The New Google

  • February 19, 2010

There has been a subtle change happening at Google in the past year or so.  A year ago, Google was an internet giant quietly shaping the internet, piece by piece, without much fan fare.  Today, however, Google is becoming an internet giant loudly shaping the internet, piece by piece, with a greater amount of fan fare.

Founded in 1996 by Larry Page and Sergey Brin, Google has grown to be the most prolific internet company in the world.  They are known for having a “no-evil” policy and a great focus on net-neutrality.  Until about a year ago, Google, as a company, had been relatively quiet.  While Microsoft and Apple beat each other up in the trenches, Google stayed generally quiet, soaking up the profits.  Times have changed.

According to Google’s Financial Reports, in 2007, Google saw a 56% growth, in 2008, this dropped to 31%, and in 2009, Google saw an unprecedented low of only 9% growth.  While 9% annual growth would be a great achievement for most other companies, it is a great disappointment for Google.  It, therefore, should come as no surprise to anyone that Google has become more outspoken and brazen in its marketing campaign.

Over Thanksgiving, Android 2.0 was launched with a flurry of TV advertising on a scale never before seen for a Google product.  The TV blitz was handled by Verizon, keeping with Google’s trend of not advertising, but the Google trend was soon to be broken.  In early November, Google, in a very Ungoogle move, swept in right underneath Apple’s nose and bought Admob, a mobile advertising firm.  Also in November, we saw Google publicly flexing its muscles toward China, accusing them of being behind a hacking attempt on Gmail.  In an unprecedented show of force, Google was so steadfast that, for a short time, they affected international relations between the US and China.  Fast forward to February where Google finally broke their trend and ran an ad during the Super Bowl highlighting how much their search engine affects our lives.  We finally come to the most recent Google news, the release of Buzz.  What makes the Buzz release so interesting is that Google called a very public press release and attempted to make as much noise with the launch as they could.

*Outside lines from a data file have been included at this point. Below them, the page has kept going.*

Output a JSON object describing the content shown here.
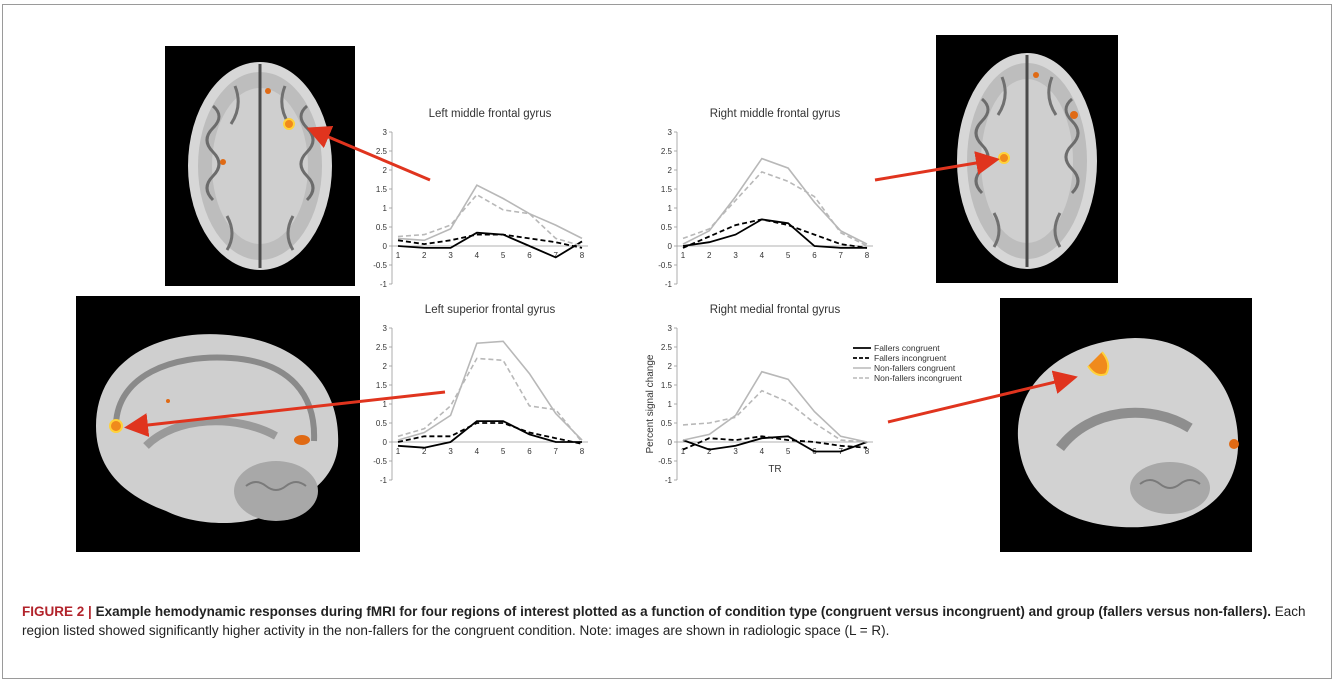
{
  "figure": {
    "label": "FIGURE 2 |",
    "title": "Example hemodynamic responses during fMRI for four regions of interest plotted as a function of condition type (congruent versus incongruent) and group (fallers versus non-fallers).",
    "body": "Each region listed showed significantly higher activity in the non-fallers for the congruent condition. Note: images are shown in radiologic space (L = R)."
  },
  "colors": {
    "arrow": "#e0341e",
    "fallers": "#000000",
    "nonfallers": "#b8b8b8",
    "activation": "#f08a1c"
  },
  "brains": [
    {
      "name": "axial-left",
      "label": "axial brain slice, left middle frontal activation"
    },
    {
      "name": "axial-right",
      "label": "axial brain slice, right middle frontal activation"
    },
    {
      "name": "sagittal-left",
      "label": "sagittal brain slice, left superior frontal activation"
    },
    {
      "name": "sagittal-right",
      "label": "sagittal brain slice, right medial frontal activation"
    }
  ],
  "chart_data": [
    {
      "type": "line",
      "title": "Left middle frontal gyrus",
      "x": [
        1,
        2,
        3,
        4,
        5,
        6,
        7,
        8
      ],
      "ylim": [
        -1,
        3
      ],
      "yticks": [
        "3",
        "2.5",
        "2",
        "1.5",
        "1",
        "0.5",
        "0",
        "-0.5",
        "-1"
      ],
      "xticks": [
        "1",
        "2",
        "3",
        "4",
        "5",
        "6",
        "7",
        "8"
      ],
      "ylabel": "",
      "xlabel": "",
      "series": [
        {
          "name": "Fallers congruent",
          "values": [
            0.0,
            -0.05,
            -0.05,
            0.35,
            0.3,
            0.0,
            -0.3,
            0.12
          ]
        },
        {
          "name": "Fallers incongruent",
          "values": [
            0.15,
            0.05,
            0.15,
            0.3,
            0.3,
            0.2,
            0.1,
            -0.05
          ]
        },
        {
          "name": "Non-fallers congruent",
          "values": [
            0.2,
            0.15,
            0.45,
            1.6,
            1.25,
            0.85,
            0.55,
            0.2
          ]
        },
        {
          "name": "Non-fallers incongruent",
          "values": [
            0.25,
            0.3,
            0.55,
            1.35,
            0.95,
            0.85,
            0.2,
            0.0
          ]
        }
      ],
      "legend": false
    },
    {
      "type": "line",
      "title": "Right middle frontal gyrus",
      "x": [
        1,
        2,
        3,
        4,
        5,
        6,
        7,
        8
      ],
      "ylim": [
        -1,
        3
      ],
      "yticks": [
        "3",
        "2.5",
        "2",
        "1.5",
        "1",
        "0.5",
        "0",
        "-0.5",
        "-1"
      ],
      "xticks": [
        "1",
        "2",
        "3",
        "4",
        "5",
        "6",
        "7",
        "8"
      ],
      "ylabel": "",
      "xlabel": "",
      "series": [
        {
          "name": "Fallers congruent",
          "values": [
            0.0,
            0.1,
            0.3,
            0.7,
            0.6,
            0.0,
            -0.05,
            -0.05
          ]
        },
        {
          "name": "Fallers incongruent",
          "values": [
            -0.05,
            0.25,
            0.55,
            0.7,
            0.55,
            0.3,
            0.05,
            -0.05
          ]
        },
        {
          "name": "Non-fallers congruent",
          "values": [
            0.05,
            0.4,
            1.3,
            2.3,
            2.05,
            1.15,
            0.4,
            0.05
          ]
        },
        {
          "name": "Non-fallers incongruent",
          "values": [
            0.2,
            0.45,
            1.2,
            1.95,
            1.7,
            1.3,
            0.35,
            0.0
          ]
        }
      ],
      "legend": false
    },
    {
      "type": "line",
      "title": "Left superior frontal gyrus",
      "x": [
        1,
        2,
        3,
        4,
        5,
        6,
        7,
        8
      ],
      "ylim": [
        -1,
        3
      ],
      "yticks": [
        "3",
        "2.5",
        "2",
        "1.5",
        "1",
        "0.5",
        "0",
        "-0.5",
        "-1"
      ],
      "xticks": [
        "1",
        "2",
        "3",
        "4",
        "5",
        "6",
        "7",
        "8"
      ],
      "ylabel": "",
      "xlabel": "",
      "series": [
        {
          "name": "Fallers congruent",
          "values": [
            -0.1,
            -0.15,
            0.0,
            0.55,
            0.55,
            0.2,
            0.0,
            0.0
          ]
        },
        {
          "name": "Fallers incongruent",
          "values": [
            0.0,
            0.15,
            0.15,
            0.5,
            0.5,
            0.25,
            0.1,
            -0.05
          ]
        },
        {
          "name": "Non-fallers congruent",
          "values": [
            0.05,
            0.25,
            0.7,
            2.6,
            2.65,
            1.8,
            0.75,
            0.05
          ]
        },
        {
          "name": "Non-fallers incongruent",
          "values": [
            0.15,
            0.35,
            0.95,
            2.2,
            2.15,
            0.95,
            0.85,
            0.0
          ]
        }
      ],
      "legend": false
    },
    {
      "type": "line",
      "title": "Right medial frontal gyrus",
      "x": [
        1,
        2,
        3,
        4,
        5,
        6,
        7,
        8
      ],
      "ylim": [
        -1,
        3
      ],
      "yticks": [
        "3",
        "2.5",
        "2",
        "1.5",
        "1",
        "0.5",
        "0",
        "-0.5",
        "-1"
      ],
      "xticks": [
        "1",
        "2",
        "3",
        "4",
        "5",
        "6",
        "7",
        "8"
      ],
      "ylabel": "Percent signal change",
      "xlabel": "TR",
      "series": [
        {
          "name": "Fallers congruent",
          "values": [
            0.05,
            -0.2,
            -0.1,
            0.1,
            0.15,
            -0.25,
            -0.25,
            0.0
          ]
        },
        {
          "name": "Fallers incongruent",
          "values": [
            -0.2,
            0.1,
            0.05,
            0.15,
            0.05,
            0.0,
            -0.1,
            -0.15
          ]
        },
        {
          "name": "Non-fallers congruent",
          "values": [
            0.05,
            0.2,
            0.7,
            1.85,
            1.65,
            0.8,
            0.15,
            0.0
          ]
        },
        {
          "name": "Non-fallers incongruent",
          "values": [
            0.45,
            0.5,
            0.65,
            1.35,
            1.05,
            0.5,
            0.05,
            0.0
          ]
        }
      ],
      "legend": true,
      "legend_entries": [
        "Fallers congruent",
        "Fallers incongruent",
        "Non-fallers congruent",
        "Non-fallers incongruent"
      ]
    }
  ]
}
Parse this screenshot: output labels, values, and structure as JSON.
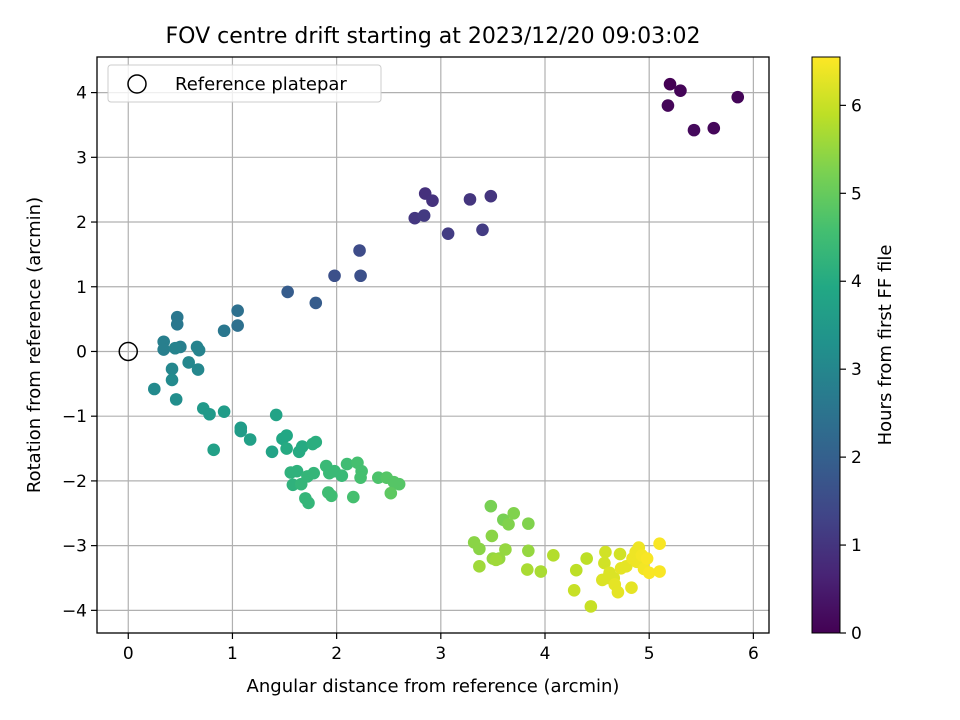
{
  "chart_data": {
    "type": "scatter",
    "title": "FOV centre drift starting at 2023/12/20 09:03:02",
    "xlabel": "Angular distance from reference (arcmin)",
    "ylabel": "Rotation from reference (arcmin)",
    "xlim": [
      -0.3,
      6.15
    ],
    "ylim": [
      -4.35,
      4.55
    ],
    "xticks": [
      0,
      1,
      2,
      3,
      4,
      5,
      6
    ],
    "yticks": [
      -4,
      -3,
      -2,
      -1,
      0,
      1,
      2,
      3,
      4
    ],
    "grid": true,
    "legend": {
      "position": "top-left",
      "entries": [
        "Reference platepar"
      ]
    },
    "reference_point": {
      "x": 0,
      "y": 0
    },
    "colorbar": {
      "label": "Hours from first FF file",
      "range": [
        0,
        6.55
      ],
      "ticks": [
        0,
        1,
        2,
        3,
        4,
        5,
        6
      ],
      "colormap": "viridis"
    },
    "series": [
      {
        "points": [
          {
            "x": 5.2,
            "y": 4.13,
            "c": 0.0
          },
          {
            "x": 5.3,
            "y": 4.03,
            "c": 0.05
          },
          {
            "x": 5.85,
            "y": 3.93,
            "c": 0.08
          },
          {
            "x": 5.18,
            "y": 3.8,
            "c": 0.1
          },
          {
            "x": 5.62,
            "y": 3.45,
            "c": 0.12
          },
          {
            "x": 5.43,
            "y": 3.42,
            "c": 0.15
          },
          {
            "x": 2.85,
            "y": 2.44,
            "c": 0.9
          },
          {
            "x": 2.92,
            "y": 2.33,
            "c": 0.95
          },
          {
            "x": 3.28,
            "y": 2.35,
            "c": 1.0
          },
          {
            "x": 3.48,
            "y": 2.4,
            "c": 1.0
          },
          {
            "x": 2.75,
            "y": 2.06,
            "c": 1.05
          },
          {
            "x": 2.84,
            "y": 2.1,
            "c": 1.1
          },
          {
            "x": 3.07,
            "y": 1.82,
            "c": 1.15
          },
          {
            "x": 3.4,
            "y": 1.88,
            "c": 1.15
          },
          {
            "x": 2.22,
            "y": 1.56,
            "c": 1.5
          },
          {
            "x": 1.98,
            "y": 1.17,
            "c": 1.6
          },
          {
            "x": 2.23,
            "y": 1.17,
            "c": 1.6
          },
          {
            "x": 1.53,
            "y": 0.92,
            "c": 1.9
          },
          {
            "x": 1.8,
            "y": 0.75,
            "c": 1.9
          },
          {
            "x": 1.05,
            "y": 0.63,
            "c": 2.4
          },
          {
            "x": 1.05,
            "y": 0.4,
            "c": 2.4
          },
          {
            "x": 0.47,
            "y": 0.53,
            "c": 2.6
          },
          {
            "x": 0.47,
            "y": 0.42,
            "c": 2.6
          },
          {
            "x": 0.92,
            "y": 0.32,
            "c": 2.6
          },
          {
            "x": 0.34,
            "y": 0.15,
            "c": 2.8
          },
          {
            "x": 0.34,
            "y": 0.03,
            "c": 2.8
          },
          {
            "x": 0.5,
            "y": 0.07,
            "c": 2.8
          },
          {
            "x": 0.45,
            "y": 0.05,
            "c": 2.9
          },
          {
            "x": 0.66,
            "y": 0.07,
            "c": 2.9
          },
          {
            "x": 0.68,
            "y": 0.02,
            "c": 2.9
          },
          {
            "x": 0.58,
            "y": -0.17,
            "c": 3.0
          },
          {
            "x": 0.42,
            "y": -0.27,
            "c": 3.0
          },
          {
            "x": 0.67,
            "y": -0.28,
            "c": 3.0
          },
          {
            "x": 0.25,
            "y": -0.58,
            "c": 3.1
          },
          {
            "x": 0.42,
            "y": -0.44,
            "c": 3.1
          },
          {
            "x": 0.46,
            "y": -0.74,
            "c": 3.2
          },
          {
            "x": 0.72,
            "y": -0.88,
            "c": 3.5
          },
          {
            "x": 0.78,
            "y": -0.97,
            "c": 3.5
          },
          {
            "x": 0.92,
            "y": -0.93,
            "c": 3.6
          },
          {
            "x": 1.08,
            "y": -1.18,
            "c": 3.6
          },
          {
            "x": 1.08,
            "y": -1.23,
            "c": 3.6
          },
          {
            "x": 1.17,
            "y": -1.36,
            "c": 3.7
          },
          {
            "x": 0.82,
            "y": -1.52,
            "c": 3.7
          },
          {
            "x": 1.42,
            "y": -0.98,
            "c": 3.8
          },
          {
            "x": 1.38,
            "y": -1.55,
            "c": 3.8
          },
          {
            "x": 1.48,
            "y": -1.35,
            "c": 3.9
          },
          {
            "x": 1.52,
            "y": -1.3,
            "c": 3.9
          },
          {
            "x": 1.52,
            "y": -1.5,
            "c": 4.0
          },
          {
            "x": 1.64,
            "y": -1.55,
            "c": 4.0
          },
          {
            "x": 1.67,
            "y": -1.47,
            "c": 4.0
          },
          {
            "x": 1.77,
            "y": -1.43,
            "c": 4.1
          },
          {
            "x": 1.8,
            "y": -1.4,
            "c": 4.1
          },
          {
            "x": 1.56,
            "y": -1.87,
            "c": 4.2
          },
          {
            "x": 1.62,
            "y": -1.85,
            "c": 4.2
          },
          {
            "x": 1.58,
            "y": -2.06,
            "c": 4.2
          },
          {
            "x": 1.66,
            "y": -2.05,
            "c": 4.3
          },
          {
            "x": 1.72,
            "y": -1.93,
            "c": 4.3
          },
          {
            "x": 1.78,
            "y": -1.88,
            "c": 4.3
          },
          {
            "x": 1.7,
            "y": -2.27,
            "c": 4.3
          },
          {
            "x": 1.73,
            "y": -2.34,
            "c": 4.3
          },
          {
            "x": 1.9,
            "y": -1.77,
            "c": 4.4
          },
          {
            "x": 1.93,
            "y": -1.88,
            "c": 4.4
          },
          {
            "x": 1.98,
            "y": -1.85,
            "c": 4.4
          },
          {
            "x": 2.05,
            "y": -1.92,
            "c": 4.4
          },
          {
            "x": 1.92,
            "y": -2.18,
            "c": 4.5
          },
          {
            "x": 1.95,
            "y": -2.23,
            "c": 4.5
          },
          {
            "x": 2.1,
            "y": -1.74,
            "c": 4.5
          },
          {
            "x": 2.2,
            "y": -1.72,
            "c": 4.6
          },
          {
            "x": 2.24,
            "y": -1.85,
            "c": 4.6
          },
          {
            "x": 2.23,
            "y": -1.95,
            "c": 4.6
          },
          {
            "x": 2.16,
            "y": -2.25,
            "c": 4.6
          },
          {
            "x": 2.4,
            "y": -1.95,
            "c": 4.7
          },
          {
            "x": 2.48,
            "y": -1.95,
            "c": 4.8
          },
          {
            "x": 2.55,
            "y": -2.02,
            "c": 4.8
          },
          {
            "x": 2.6,
            "y": -2.05,
            "c": 4.8
          },
          {
            "x": 2.52,
            "y": -2.19,
            "c": 4.9
          },
          {
            "x": 3.48,
            "y": -2.39,
            "c": 5.2
          },
          {
            "x": 3.6,
            "y": -2.6,
            "c": 5.2
          },
          {
            "x": 3.65,
            "y": -2.67,
            "c": 5.3
          },
          {
            "x": 3.7,
            "y": -2.5,
            "c": 5.3
          },
          {
            "x": 3.84,
            "y": -2.66,
            "c": 5.3
          },
          {
            "x": 3.49,
            "y": -2.85,
            "c": 5.4
          },
          {
            "x": 3.32,
            "y": -2.95,
            "c": 5.4
          },
          {
            "x": 3.37,
            "y": -3.05,
            "c": 5.4
          },
          {
            "x": 3.62,
            "y": -3.06,
            "c": 5.5
          },
          {
            "x": 3.84,
            "y": -3.08,
            "c": 5.5
          },
          {
            "x": 3.5,
            "y": -3.2,
            "c": 5.5
          },
          {
            "x": 3.56,
            "y": -3.2,
            "c": 5.5
          },
          {
            "x": 3.53,
            "y": -3.22,
            "c": 5.6
          },
          {
            "x": 3.37,
            "y": -3.32,
            "c": 5.6
          },
          {
            "x": 3.83,
            "y": -3.37,
            "c": 5.7
          },
          {
            "x": 3.96,
            "y": -3.4,
            "c": 5.7
          },
          {
            "x": 4.08,
            "y": -3.15,
            "c": 5.8
          },
          {
            "x": 4.4,
            "y": -3.2,
            "c": 5.9
          },
          {
            "x": 4.3,
            "y": -3.38,
            "c": 5.9
          },
          {
            "x": 4.28,
            "y": -3.69,
            "c": 6.0
          },
          {
            "x": 4.44,
            "y": -3.94,
            "c": 6.0
          },
          {
            "x": 4.58,
            "y": -3.1,
            "c": 6.1
          },
          {
            "x": 4.72,
            "y": -3.13,
            "c": 6.1
          },
          {
            "x": 4.57,
            "y": -3.27,
            "c": 6.1
          },
          {
            "x": 4.62,
            "y": -3.42,
            "c": 6.2
          },
          {
            "x": 4.55,
            "y": -3.53,
            "c": 6.2
          },
          {
            "x": 4.6,
            "y": -3.5,
            "c": 6.2
          },
          {
            "x": 4.66,
            "y": -3.5,
            "c": 6.2
          },
          {
            "x": 4.67,
            "y": -3.6,
            "c": 6.3
          },
          {
            "x": 4.7,
            "y": -3.72,
            "c": 6.3
          },
          {
            "x": 4.73,
            "y": -3.35,
            "c": 6.3
          },
          {
            "x": 4.78,
            "y": -3.32,
            "c": 6.3
          },
          {
            "x": 4.83,
            "y": -3.65,
            "c": 6.3
          },
          {
            "x": 4.84,
            "y": -3.2,
            "c": 6.4
          },
          {
            "x": 4.87,
            "y": -3.1,
            "c": 6.4
          },
          {
            "x": 4.9,
            "y": -3.03,
            "c": 6.4
          },
          {
            "x": 4.88,
            "y": -3.25,
            "c": 6.4
          },
          {
            "x": 4.93,
            "y": -3.15,
            "c": 6.45
          },
          {
            "x": 4.95,
            "y": -3.36,
            "c": 6.45
          },
          {
            "x": 4.98,
            "y": -3.2,
            "c": 6.5
          },
          {
            "x": 5.0,
            "y": -3.42,
            "c": 6.5
          },
          {
            "x": 5.1,
            "y": -2.97,
            "c": 6.5
          },
          {
            "x": 5.1,
            "y": -3.4,
            "c": 6.5
          }
        ]
      }
    ]
  }
}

This is clearly new frontier for Google and they haven’t quite gotten it right.  No one can rival Steve Jobs in introducing a new product, and Google has a long way until they can compete with their releases.  Buzz has been hit hard with major problems and the news about the product didn’t explode the way they would have liked.

It remains to be seen whether or not this new strategy is good for Google.  While common sense tells us that for Google to maintain its phenomenal growth in an economy as battered as the one we live in, they would have to get tougher and more outspoken.  While they have enjoyed a near monopoly in the internet search arena with no serious competitors, Google is now a new and much more serious entrant into the smart phone industry with Android 2.0.  They are a minority player in the mobile market and their base is getting threatened by Bing, which is beginning to slowly take up market share.  Google is, for the first time in a long time, somewhat threatened.

Whether the Google we are seeing is in reaction to lowered growth rates, new competitors, or both, it will be interesting to keep an eye on what happens.  For the most part, we can agree that competition helps the consumer, but do we really need to add a third group of vocal fan boys to the Apple Microsoft fight?